Eva and Addie started out the same way as everyone else—two souls woven together in one body, taking turns controlling their movements as they learned how to walk, how to sing, how to dance. But as they grew, so did the worried whispers. Why aren’t they settling? Why isn’t one of them fading? The doctors ran tests, the neighbors shied away, and their parents begged for more time. Finally Addie was pronounced healthy and Eva was declared gone. Except, she wasn’t . . .
For the past three years, Eva has clung to the remnants of her life. Only Addie knows she’s still there, trapped inside their body. Then one day, they discover there may be a way for Eva to move again. The risks are unimaginable-hybrids are considered a threat to society, so if they are caught, Addie and Eva will be locked away with the others. And yet . . . for a chance to smile, to twirl, to speak, Eva will do anything. (Synopsis taken from Goodreads)

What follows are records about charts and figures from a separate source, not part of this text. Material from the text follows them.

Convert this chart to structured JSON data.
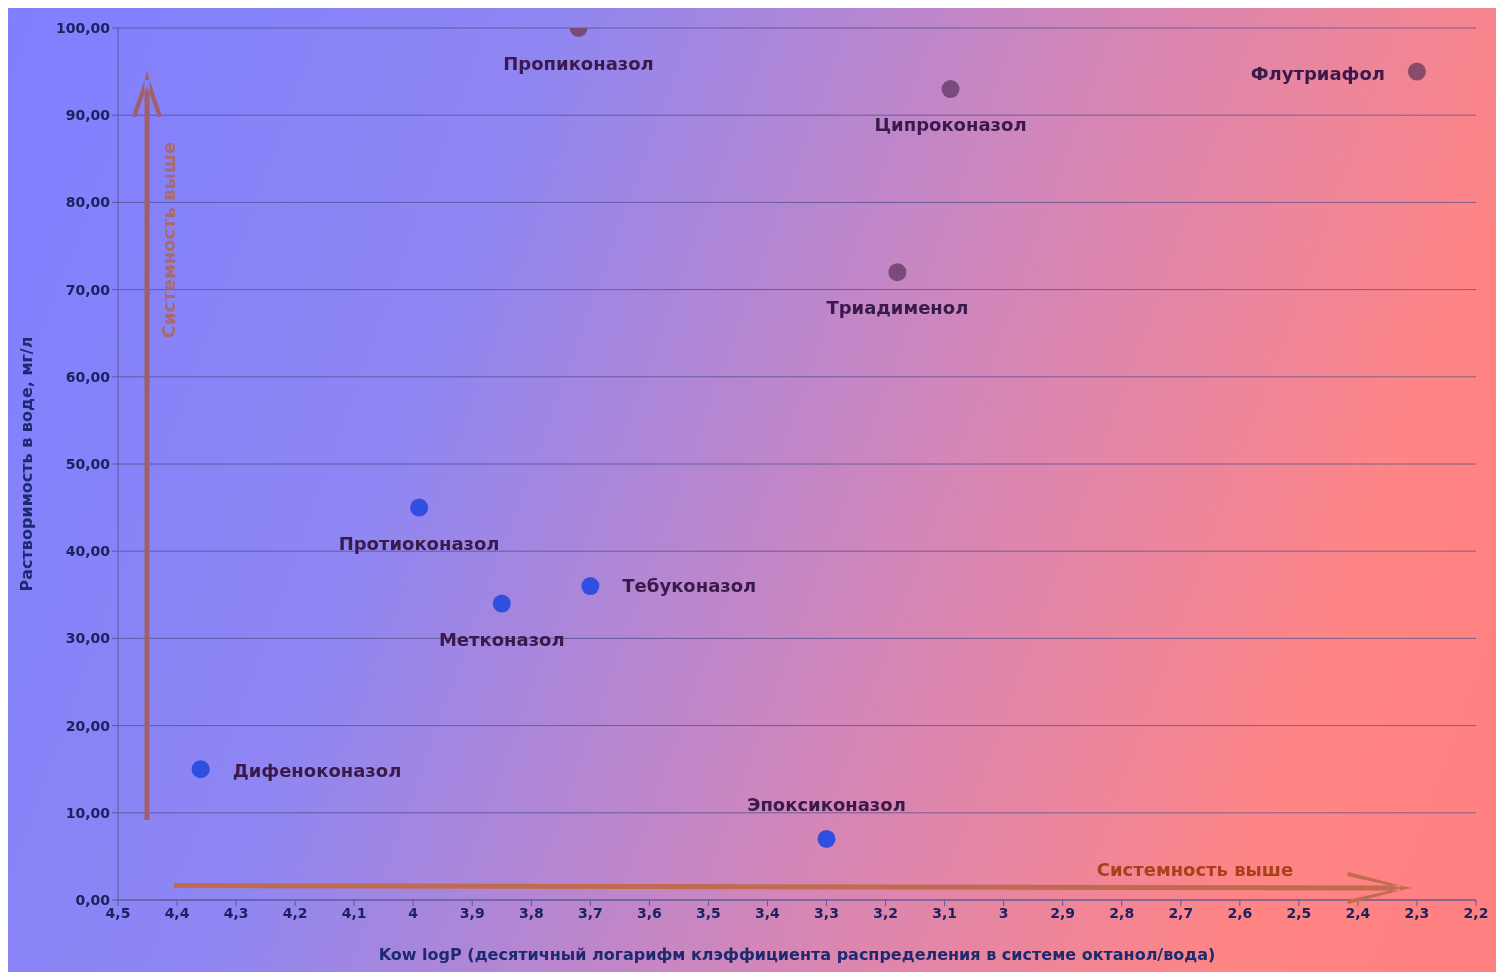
{
  "chart_data": {
    "type": "scatter",
    "xlabel": "Kow logP (десятичный логарифм клэффициента распределения в системе октанол/вода)",
    "ylabel": "Растворимость в воде, мг/л",
    "x": [
      3.72,
      2.3,
      3.09,
      3.18,
      3.99,
      3.7,
      3.85,
      4.36,
      3.3
    ],
    "values": [
      100,
      95,
      93,
      72,
      45,
      36,
      34,
      15,
      7
    ],
    "colors": [
      "#7a4a7a",
      "#8a4a6a",
      "#7a4a7a",
      "#7a4a7a",
      "#2f4fe0",
      "#2f4fe0",
      "#2f4fe0",
      "#2f4fe0",
      "#2f4fe0"
    ],
    "marker": "circle",
    "grid": "y",
    "xlim": [
      4.5,
      2.2
    ],
    "xticks": [
      {
        "value": 4.5,
        "label": "4,5"
      },
      {
        "value": 4.4,
        "label": "4,4"
      },
      {
        "value": 4.3,
        "label": "4,3"
      },
      {
        "value": 4.2,
        "label": "4,2"
      },
      {
        "value": 4.1,
        "label": "4,1"
      },
      4,
      {
        "value": 3.9,
        "label": "3,9"
      },
      {
        "value": 3.8,
        "label": "3,8"
      },
      {
        "value": 3.7,
        "label": "3,7"
      },
      {
        "value": 3.6,
        "label": "3,6"
      },
      {
        "value": 3.5,
        "label": "3,5"
      },
      {
        "value": 3.4,
        "label": "3,4"
      },
      {
        "value": 3.3,
        "label": "3,3"
      },
      {
        "value": 3.2,
        "label": "3,2"
      },
      {
        "value": 3.1,
        "label": "3,1"
      },
      3,
      {
        "value": 2.9,
        "label": "2,9"
      },
      {
        "value": 2.8,
        "label": "2,8"
      },
      {
        "value": 2.7,
        "label": "2,7"
      },
      {
        "value": 2.6,
        "label": "2,6"
      },
      {
        "value": 2.5,
        "label": "2,5"
      },
      {
        "value": 2.4,
        "label": "2,4"
      },
      {
        "value": 2.3,
        "label": "2,3"
      },
      {
        "value": 2.2,
        "label": "2,2"
      }
    ],
    "ylim": [
      0,
      100
    ],
    "yticks": [
      {
        "value": 0,
        "label": "0,00"
      },
      {
        "value": 10,
        "label": "10,00"
      },
      {
        "value": 20,
        "label": "20,00"
      },
      {
        "value": 30,
        "label": "30,00"
      },
      {
        "value": 40,
        "label": "40,00"
      },
      {
        "value": 50,
        "label": "50,00"
      },
      {
        "value": 60,
        "label": "60,00"
      },
      {
        "value": 70,
        "label": "70,00"
      },
      {
        "value": 80,
        "label": "80,00"
      },
      {
        "value": 90,
        "label": "90,00"
      },
      {
        "value": 100,
        "label": "100,00"
      }
    ],
    "annotations": [
      {
        "text": "Пропиконазол",
        "x": 3.72,
        "y": 100
      },
      {
        "text": "Флутриафол",
        "x": 2.3,
        "y": 95
      },
      {
        "text": "Ципроконазол",
        "x": 3.09,
        "y": 93
      },
      {
        "text": "Триадименол",
        "x": 3.18,
        "y": 72
      },
      {
        "text": "Протиоконазол",
        "x": 3.99,
        "y": 45
      },
      {
        "text": "Тебуконазол",
        "x": 3.7,
        "y": 36
      },
      {
        "text": "Метконазол",
        "x": 3.85,
        "y": 34
      },
      {
        "text": "Дифеноконазол",
        "x": 4.36,
        "y": 15
      },
      {
        "text": "Эпоксиконазол",
        "x": 3.3,
        "y": 7
      },
      "Системность выше",
      "Системность выше"
    ]
  }
}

I had low expectations for this book.
That sounds horrible to say, doesn’t it? But I thought it would be another cliched dystopian with a sort of cool concept that fell flat. I also completely expected Addie and Eva to have the same personality; not so.
Eva is our main narrator, and she’s the soul that “faded”, so to speak. She’s the one that’s supposed to be gone, leaving only Addie in what has always been their body, a body that they shared, both in mind and in control. Addie can hear Eva’s thoughts and vice versa, and, despite sharing a body, they are quite clearly different people.
I spent the whole book feeling bad for Eva; you can tell she wants so badly for it to be like it used to be, where she and Addie shared control, for it to be their body again, not just Addie’s. But Eva isn’t even supposed to exist anymore; she was supposed to have faded away long ago.
And while Addie is selfish at times, you can see that the sisters have a deep emotional attachment. In one scene, it’s said that Addie loves to do artwork, and was so good at it that she won awards. But she had to stop, because normally most kids “settle” at ten, but Eva and Addie didn’t until they were twelve. They need as little attention on them as possible, even if that means Addie all but giving up something that she loves.
The one thing that’s stopping me from giving this a five-star review has to do with the hybrids. Why are they considered such a threat to society? It was never explained, only said that they were. There were a few mentions of a hybrid war, but other than that, nothing else. Maybe it will be explained in one of the other books.
I am in one of those slumps right now where I have nothing to read despite having a huge TBR pile (that gets bigger every time I go on Epic Reads). I need to either go to A) the library, or B) Barnes and Noble within the next few days or I might just go crazy.
I’m also hungry, and I can’t stop thinking about this chicken-caeser wrap that I had a few weeks ago up at my Grandma’s. It was good, and now I want it again.